Base64url, not base64. RFC 7515 §2 Appendix C defines a URL-safe variant: + → -, / → _, no = padding. Node's Buffer doesn't understand it natively, so I wrote a ~15-line base64urlDecode that re-adds padding and swaps the characters before calling Buffer.from(.., 'base64'). It's the same trick jwt-inspect uses; I lifted it directly.

This detector does not verify signatures. That's
jwt-inspect's job, and keeping
cookie-decode signature-ignorant is what lets it stay zero-dependency.
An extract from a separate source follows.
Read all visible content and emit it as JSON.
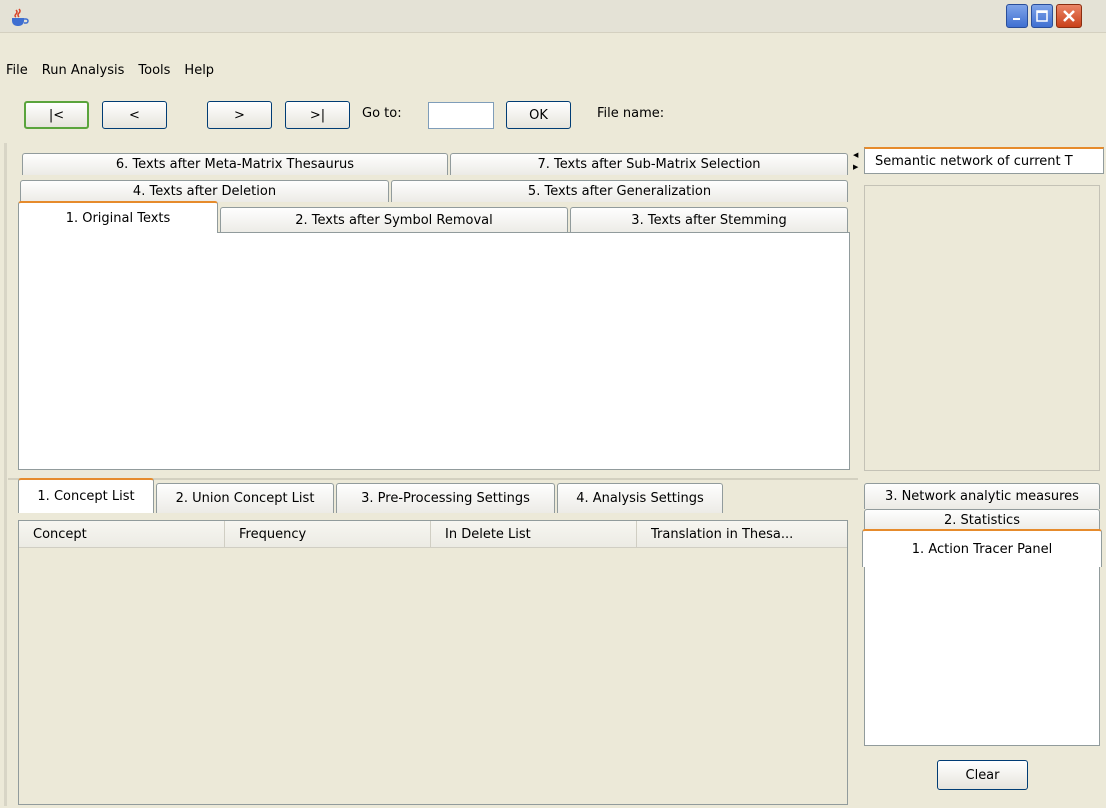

Base64 detection is mostly about ruling things out

This one gave me the most grief. "Does this string look like base64?" has
no precise answer, because the base64 alphabet is almost a superset of
English lowercase letters and digits. You have to add heuristics until the
false-positive rate drops to something tolerable. Mine:

Minimum length 8 (shorter strings match by accident constantly).
Alphabet: either standard base64 [A-Za-z0-9+/=] or base64url [A-Za-z0-9_-].
Require at least one digit or mixed case in the input. This rule alone rules out "password", "sessionid", "darktheme", and other lowercase English words that are technically valid base64.
For standard base64, length must be a multiple of 4, and padding must be ≤ 2 characters. For base64url, len % 4 == 1 is impossible.
Round-trip check: after decoding, re-encode and compare to the original (modulo padding). Real base64 round-trips exactly; random strings that happen to pass all the previous checks usually don't.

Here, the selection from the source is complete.